A draft copy of the resolution obtained by MLive says these representatives worked to “…undermine this fundamental tenet of democracy.”

“Through their efforts to nullify the legitimate results of the 2020 presidential election and delay the transition of power, they ‘conspire[d] overthrow… the government of the United States,” the resolution reads.

Whitmer signs record $76 billion state budget; tax break talks are ongoing

Whitmer signs record $76 billion public budget

Governor Gretchen Whitmer signs Michigan’s biggest state budget Wednesday, July 20, 2022 on the grounds of Corner Ballpark, the former site of Tigers Stadium in Detroit.
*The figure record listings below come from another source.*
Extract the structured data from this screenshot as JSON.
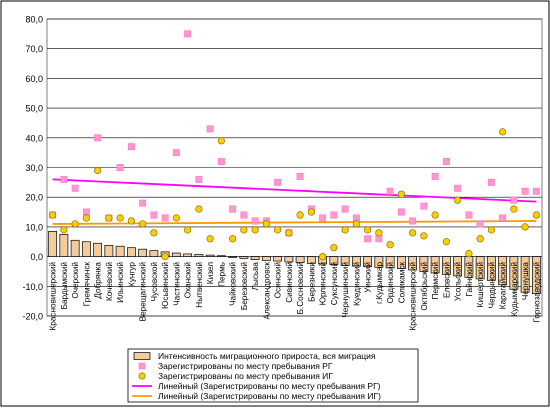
{
  "chart_data": {
    "type": "bar",
    "ylim": [
      -20,
      80
    ],
    "yticks": [
      "80,0",
      "70,0",
      "60,0",
      "50,0",
      "40,0",
      "30,0",
      "20,0",
      "10,0",
      "0,0",
      "-10,0",
      "-20,0"
    ],
    "grid": true,
    "legend_position": "bottom",
    "categories": [
      "Красновишерский",
      "Бардымский",
      "Очерский",
      "Гремячинск",
      "Добрянка",
      "Кочевский",
      "Ильинский",
      "Кунгур",
      "Верещагинский",
      "Чусовской",
      "Юсьвинский",
      "Частинский",
      "Оханский",
      "Нытвенский",
      "Кизел",
      "Пермь",
      "Чайковский",
      "Березовский",
      "Лысьва",
      "Александровск",
      "Осинский",
      "Сивинский",
      "Б.Сосновский",
      "Березники",
      "Юрлинский",
      "Суксунский",
      "Чернушинский",
      "Куединский",
      "Уинский",
      "г.Кудымкар",
      "Ординский",
      "Соликамск",
      "Красновишерский",
      "Октябрьский",
      "Пермский",
      "Еловский",
      "Усольский",
      "Гайнский",
      "Кишертский",
      "Чердынский",
      "Карагайский",
      "Кудымкарский",
      "Чернушка",
      "Горнозаводский"
    ],
    "series": [
      {
        "name": "Интенсивность миграционного прироста, вся миграция",
        "kind": "bar",
        "color": "#F4CB9B",
        "values": [
          8.5,
          7.5,
          5.5,
          5.0,
          4.5,
          3.8,
          3.5,
          3.0,
          2.5,
          2.0,
          1.6,
          1.2,
          0.9,
          0.7,
          0.5,
          0.3,
          -0.3,
          -0.6,
          -1.0,
          -1.3,
          -1.5,
          -1.8,
          -2.0,
          -2.3,
          -2.5,
          -2.7,
          -3.0,
          -3.2,
          -3.4,
          -3.6,
          -3.8,
          -4.0,
          -4.5,
          -5.0,
          -5.5,
          -6.0,
          -6.5,
          -7.0,
          -7.5,
          -8.0,
          -9.5,
          -11.0,
          -12.0,
          -12.5
        ]
      },
      {
        "name": "Зарегистрированы по месту пребывания РГ",
        "kind": "scatter",
        "color": "#FF99CC",
        "values": [
          14,
          26,
          23,
          15,
          40,
          13,
          30,
          37,
          18,
          14,
          13,
          35,
          75,
          26,
          43,
          32,
          16,
          14,
          12,
          12,
          25,
          8,
          27,
          16,
          13,
          14,
          16,
          13,
          6,
          6,
          22,
          15,
          12,
          17,
          27,
          32,
          23,
          14,
          11,
          25,
          13,
          19,
          22,
          22
        ]
      },
      {
        "name": "Зарегистрированы по месту пребывания ИГ",
        "kind": "scatter",
        "color": "#FFCC00",
        "values": [
          14,
          9,
          11,
          13,
          29,
          13,
          13,
          12,
          11,
          8,
          0,
          13,
          9,
          16,
          6,
          39,
          6,
          9,
          9,
          11,
          9,
          8,
          14,
          15,
          0,
          3,
          9,
          11,
          9,
          8,
          4,
          21,
          8,
          7,
          14,
          5,
          19,
          1,
          6,
          9,
          42,
          16,
          10,
          14
        ]
      }
    ],
    "trendlines": [
      {
        "name": "Линейный (Зарегистрированы по месту пребывания РГ)",
        "color": "#FF00FF",
        "start": 26,
        "end": 18.5
      },
      {
        "name": "Линейный (Зарегистрированы по месту пребывания ИГ)",
        "color": "#FF9900",
        "start": 11,
        "end": 12
      }
    ]
  }
}
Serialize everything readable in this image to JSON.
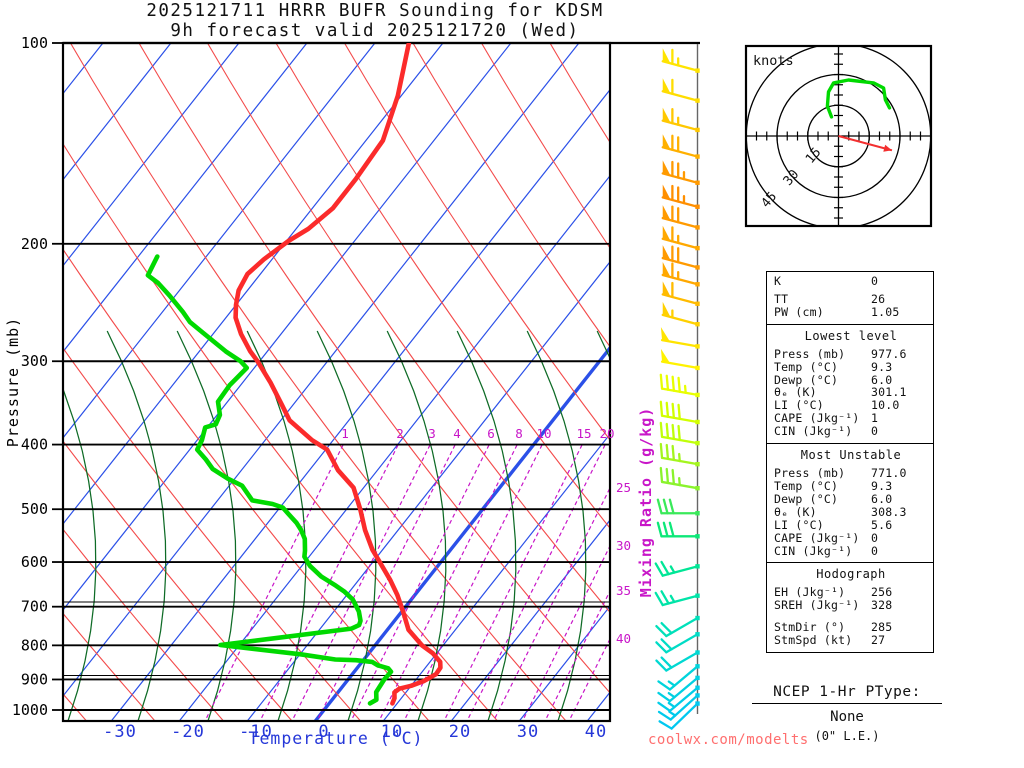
{
  "title": {
    "line1": "2025121711 HRRR BUFR Sounding for KDSM",
    "line2": "9h forecast valid 2025121720 (Wed)"
  },
  "watermark": "coolwx.com/modelts",
  "colors": {
    "temperature_curve": "#fb2b2b",
    "dewpoint_curve": "#00d900",
    "isotherm": "#2b50e8",
    "dry_adiabat": "#f34b4b",
    "moist_adiabat": "#0e6b26",
    "mixing_ratio": "#c816c8",
    "axis_text_blue": "#2537d8",
    "pressure_line": "#000000",
    "barb_line": "#666666",
    "storm_arrow": "#f33030",
    "hodo_trace": "#00d900"
  },
  "axes": {
    "pressure_label": "Pressure (mb)",
    "pressure_ticks": [
      100,
      200,
      300,
      400,
      500,
      600,
      700,
      800,
      900,
      1000
    ],
    "temp_label": "Temperature (°C)",
    "temp_ticks": [
      -30,
      -20,
      -10,
      0,
      10,
      20,
      30,
      40
    ],
    "mixing_label": "Mixing Ratio (g/kg)",
    "mixing_inline_labels": [
      1,
      2,
      3,
      4,
      6,
      8,
      10,
      15,
      20
    ],
    "mixing_right_labels": [
      25,
      30,
      35,
      40
    ]
  },
  "chart_data": {
    "type": "skewt_sounding",
    "pressure_range_mb": [
      100,
      1000
    ],
    "temp_axis_range_c": [
      -40,
      45
    ],
    "temperature_profile_p_t": [
      [
        100,
        -65.0
      ],
      [
        120,
        -60.5
      ],
      [
        140,
        -57.5
      ],
      [
        160,
        -57.0
      ],
      [
        177,
        -57.0
      ],
      [
        190,
        -58.2
      ],
      [
        198,
        -59.7
      ],
      [
        211,
        -61.2
      ],
      [
        222,
        -61.9
      ],
      [
        235,
        -61.3
      ],
      [
        247,
        -60.0
      ],
      [
        258,
        -58.6
      ],
      [
        273,
        -55.9
      ],
      [
        290,
        -52.5
      ],
      [
        300,
        -50.3
      ],
      [
        323,
        -45.9
      ],
      [
        349,
        -41.6
      ],
      [
        368,
        -38.7
      ],
      [
        394,
        -33.1
      ],
      [
        407,
        -29.8
      ],
      [
        437,
        -25.8
      ],
      [
        464,
        -21.5
      ],
      [
        501,
        -17.9
      ],
      [
        537,
        -14.9
      ],
      [
        575,
        -11.5
      ],
      [
        600,
        -9.0
      ],
      [
        638,
        -5.4
      ],
      [
        672,
        -2.6
      ],
      [
        712,
        0.2
      ],
      [
        758,
        3.1
      ],
      [
        800,
        6.9
      ],
      [
        822,
        9.4
      ],
      [
        847,
        11.5
      ],
      [
        864,
        12.2
      ],
      [
        884,
        12.3
      ],
      [
        905,
        11.3
      ],
      [
        920,
        10.0
      ],
      [
        929,
        8.6
      ],
      [
        941,
        8.3
      ],
      [
        960,
        9.0
      ],
      [
        977.6,
        9.3
      ]
    ],
    "dewpoint_profile_p_t": [
      [
        209,
        -77.2
      ],
      [
        223,
        -76.4
      ],
      [
        229,
        -74.0
      ],
      [
        239,
        -70.9
      ],
      [
        253,
        -67.0
      ],
      [
        262,
        -64.8
      ],
      [
        272,
        -61.6
      ],
      [
        290,
        -56.1
      ],
      [
        300,
        -52.8
      ],
      [
        307,
        -51.1
      ],
      [
        326,
        -51.6
      ],
      [
        345,
        -51.4
      ],
      [
        361,
        -49.6
      ],
      [
        373,
        -49.1
      ],
      [
        377,
        -50.3
      ],
      [
        394,
        -49.3
      ],
      [
        407,
        -48.9
      ],
      [
        421,
        -46.5
      ],
      [
        435,
        -44.4
      ],
      [
        450,
        -41.0
      ],
      [
        461,
        -38.1
      ],
      [
        485,
        -34.9
      ],
      [
        491,
        -31.5
      ],
      [
        497,
        -29.6
      ],
      [
        509,
        -27.9
      ],
      [
        524,
        -25.8
      ],
      [
        537,
        -24.3
      ],
      [
        554,
        -22.7
      ],
      [
        577,
        -21.3
      ],
      [
        589,
        -20.7
      ],
      [
        608,
        -18.8
      ],
      [
        631,
        -15.9
      ],
      [
        651,
        -12.7
      ],
      [
        665,
        -10.7
      ],
      [
        683,
        -8.6
      ],
      [
        712,
        -6.3
      ],
      [
        735,
        -5.0
      ],
      [
        746,
        -4.7
      ],
      [
        755,
        -5.4
      ],
      [
        799,
        -22.8
      ],
      [
        825,
        -9.9
      ],
      [
        840,
        -4.2
      ],
      [
        842,
        -1.1
      ],
      [
        847,
        1.5
      ],
      [
        857,
        2.7
      ],
      [
        866,
        4.6
      ],
      [
        876,
        5.4
      ],
      [
        900,
        5.3
      ],
      [
        940,
        5.6
      ],
      [
        965,
        6.5
      ],
      [
        977.6,
        6.0
      ]
    ],
    "wind_barbs": [
      {
        "p": 110,
        "spd": 65,
        "ang": 195,
        "color": "#ffe400"
      },
      {
        "p": 122,
        "spd": 60,
        "ang": 195,
        "color": "#ffdd00"
      },
      {
        "p": 135,
        "spd": 65,
        "ang": 195,
        "color": "#ffc800"
      },
      {
        "p": 148,
        "spd": 70,
        "ang": 195,
        "color": "#ffb000"
      },
      {
        "p": 162,
        "spd": 75,
        "ang": 195,
        "color": "#ff9a00"
      },
      {
        "p": 176,
        "spd": 75,
        "ang": 195,
        "color": "#ff8f00"
      },
      {
        "p": 189,
        "spd": 70,
        "ang": 195,
        "color": "#ff9a00"
      },
      {
        "p": 203,
        "spd": 65,
        "ang": 195,
        "color": "#ffa800"
      },
      {
        "p": 217,
        "spd": 70,
        "ang": 195,
        "color": "#ff9a00"
      },
      {
        "p": 230,
        "spd": 65,
        "ang": 195,
        "color": "#ffa800"
      },
      {
        "p": 246,
        "spd": 60,
        "ang": 195,
        "color": "#ffbb00"
      },
      {
        "p": 264,
        "spd": 55,
        "ang": 195,
        "color": "#ffd000"
      },
      {
        "p": 285,
        "spd": 50,
        "ang": 190,
        "color": "#ffe400"
      },
      {
        "p": 307,
        "spd": 50,
        "ang": 190,
        "color": "#fff200"
      },
      {
        "p": 337,
        "spd": 45,
        "ang": 190,
        "color": "#e8ff00"
      },
      {
        "p": 370,
        "spd": 40,
        "ang": 190,
        "color": "#d2ff00"
      },
      {
        "p": 398,
        "spd": 40,
        "ang": 190,
        "color": "#c0ff0a"
      },
      {
        "p": 428,
        "spd": 35,
        "ang": 190,
        "color": "#a4f51e"
      },
      {
        "p": 465,
        "spd": 35,
        "ang": 190,
        "color": "#8af32c"
      },
      {
        "p": 507,
        "spd": 30,
        "ang": 180,
        "color": "#3ae95a"
      },
      {
        "p": 549,
        "spd": 30,
        "ang": 180,
        "color": "#0ce878"
      },
      {
        "p": 609,
        "spd": 25,
        "ang": 165,
        "color": "#00e696"
      },
      {
        "p": 674,
        "spd": 25,
        "ang": 165,
        "color": "#00e4a8"
      },
      {
        "p": 728,
        "spd": 20,
        "ang": 150,
        "color": "#00e0ba"
      },
      {
        "p": 770,
        "spd": 20,
        "ang": 150,
        "color": "#00dcc6"
      },
      {
        "p": 820,
        "spd": 20,
        "ang": 150,
        "color": "#00d8d2"
      },
      {
        "p": 860,
        "spd": 15,
        "ang": 140,
        "color": "#00d4dc"
      },
      {
        "p": 895,
        "spd": 15,
        "ang": 140,
        "color": "#00d0e2"
      },
      {
        "p": 926,
        "spd": 15,
        "ang": 140,
        "color": "#00cde8"
      },
      {
        "p": 951,
        "spd": 15,
        "ang": 138,
        "color": "#00caec"
      },
      {
        "p": 978,
        "spd": 10,
        "ang": 136,
        "color": "#00c8f0"
      }
    ]
  },
  "hodograph": {
    "unit_label": "knots",
    "rings_kt": [
      15,
      30,
      45
    ],
    "trace_uv_kt": [
      [
        -3.4,
        9.3
      ],
      [
        -5.4,
        14.6
      ],
      [
        -4.9,
        21.5
      ],
      [
        -2.4,
        25.9
      ],
      [
        4.9,
        27.3
      ],
      [
        17.1,
        25.9
      ],
      [
        22.0,
        23.4
      ],
      [
        22.9,
        17.6
      ],
      [
        24.9,
        13.7
      ]
    ],
    "storm_motion": {
      "dir_deg": 285,
      "spd_kt": 27
    }
  },
  "panel": {
    "summary_rows": [
      [
        "K",
        "0"
      ],
      [
        "TT",
        "26"
      ],
      [
        "PW (cm)",
        "1.05"
      ]
    ],
    "sections": [
      {
        "title": "Lowest level",
        "rows": [
          [
            "Press (mb)",
            "977.6"
          ],
          [
            "Temp (°C)",
            "9.3"
          ],
          [
            "Dewp (°C)",
            "6.0"
          ],
          [
            "θₑ (K)",
            "301.1"
          ],
          [
            "LI (°C)",
            "10.0"
          ],
          [
            "CAPE (Jkg⁻¹)",
            "1"
          ],
          [
            "CIN (Jkg⁻¹)",
            "0"
          ]
        ],
        "gap_before_rows": []
      },
      {
        "title": "Most Unstable",
        "rows": [
          [
            "Press (mb)",
            "771.0"
          ],
          [
            "Temp (°C)",
            "9.3"
          ],
          [
            "Dewp (°C)",
            "6.0"
          ],
          [
            "θₑ (K)",
            "308.3"
          ],
          [
            "LI (°C)",
            "5.6"
          ],
          [
            "CAPE (Jkg⁻¹)",
            "0"
          ],
          [
            "CIN (Jkg⁻¹)",
            "0"
          ]
        ],
        "gap_before_rows": []
      },
      {
        "title": "Hodograph",
        "rows": [
          [
            "EH (Jkg⁻¹)",
            "256"
          ],
          [
            "SREH (Jkg⁻¹)",
            "328"
          ],
          [
            "StmDir (°)",
            "285"
          ],
          [
            "StmSpd (kt)",
            "27"
          ]
        ],
        "gap_before_rows": [
          2
        ]
      }
    ]
  },
  "ptype": {
    "header": "NCEP 1-Hr PType:",
    "value": "None",
    "detail": "(0\" L.E.)"
  }
}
The budget totals nearly $76 billion in total, allocating record funding to students and emphasizing infrastructure spending. (Jake May | MLive.com)

Governor Gretchen Whitmer gave the final OK Wednesday to Michigan’s biggest state budget, totaling nearly $76 billion, which allocates record funding for students and emphasizes infrastructure spending.

The portion of the budget signed on July 20, House Bill 5783, at the Police Athletic League ballpark in Detroit totals approximately $54.8 billion.

Passing the legislature earlier this month, the government’s general budget touts several lofty numbers, including $130 million to invest in public safety and community policing resources; $6 billion for rebuilding local roads, repairing bridges, and improving airport/transit systems; $2.65 billion to reimburse public employee pension plans; and $300 million for economic and community development.

As part of the signing, Whitmer is also expected to veto more than $20 million in funding for pregnancy and adoption services, fearing it will limit a woman’s ability to choose abortion as means of family planning.

Lawsuit asking for Ryan Kelley to be kicked out of the ballot is dismissed

A Court of Appeals panel on Thursday rejected an attempt to have gubernatorial candidate Ryan Kelley thrown out of the race for his involvement in the attack on the US Capitol on January 6, 2021.

Judge Michael Gadola wrote in a brief order that the complaint was filed too close to the election and was a procedural dismissal.

“We express no opinion as to whether Kelly has engaged in ‘insurrection or rebellion’ or whether Kelley is qualified to serve as a gubernatorial candidate as a result,” he wrote.

Kelley, who is in a statistical tie at four for the race lead, according to a poll released earlier this week, also faces four federal misdemeanor charges for his well-documented presence on Capitol Hill. He was arrested at his home by the FBI on June 6 and pleaded not guilty to the charges.